Poa triodioides

Scientific classification
- Kingdom: Plantae
- Clade: Tracheophytes
- Clade: Angiosperms
- Clade: Monocots
- Clade: Commelinids
- Order: Poales
- Family: Poaceae
- Subfamily: Pooideae
- Genus: Poa
- Species: P. triodioides
- Binomial name: Poa triodioides (Trin.) Zotov
- Synonyms: Arundo triodioides Trin. ; Arundo triticoides Trin., nom. superfl. ; Austrofestuca littoralis (Labill.) E.B.Alexeev ; Austrofestuca pubinervis (Vickery) B.K.Simon ; Austrofestuca triticoides E.B.Alexeev, nom. superfl. ; Elymus subpaniculatus Steud. ; Festuca littoralis Labill. ; Festuca pubinervis Vickery ; Festuca triticoides Steud., nom. illeg. ; Poa billardierei St.-Yves ; Poa littoralis (Labill.) Hook.f., nom. illeg. ; Poa pubinervis (Vickery) S.W.L.Jacobs ; Schedonorus billardiereanus Nees, nom. superfl. ; Schedonorus littoralis var. minor Hook.f. ; Schedonorus littoralis var. triticoides Benth., not validly publ. ; Schedonorus littoralis (Labill.) P.Beauv. ; Triodia billardierei Spreng., nom. superfl. ;

= Poa triodioides =

- Authority: (Trin.) Zotov

Species of grass

Poa triodioides, synonyms including Austrofestuca littoralis, is a species of flowering plant in the grass family Poaceae, native to southwestern and southeastern Australia and to New Zealand.

==Taxonomy==
The species was first described by Jacques Labillardière in 1805 as Festuca littoralis.
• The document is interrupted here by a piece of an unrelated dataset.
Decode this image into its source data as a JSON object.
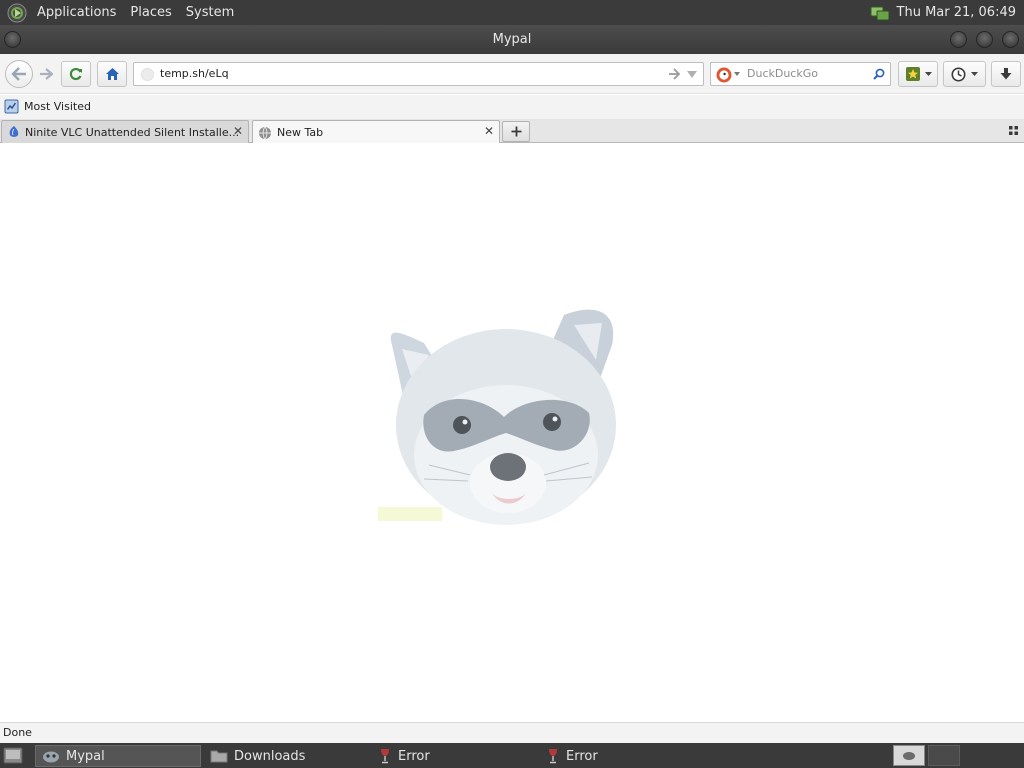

It was subsequently placed in several other genera. It was first transferred to Poa in 1864 by Joseph Dalton Hooker, but under the illegitimate name Poa littoralis, which had already been used for a different species. It was transferred to Arundo in 1836 by Carl Bernhard von Trinius as Arundo triodioides. (Arundo littoralis had already been used.) A. triodioides was then the basis for the legitimate name in Poa, Poa triodioides, published by Zotov in 1943. In 1976, Evgenii Alexeev placed it in his new genus Austrofestuca, which he had elevated from a section of Festuca, as Austrofestuca littoralis. A. littoralis was at one time the only species in the genus. Austrofestuca has since been treated as a synonym of Poa.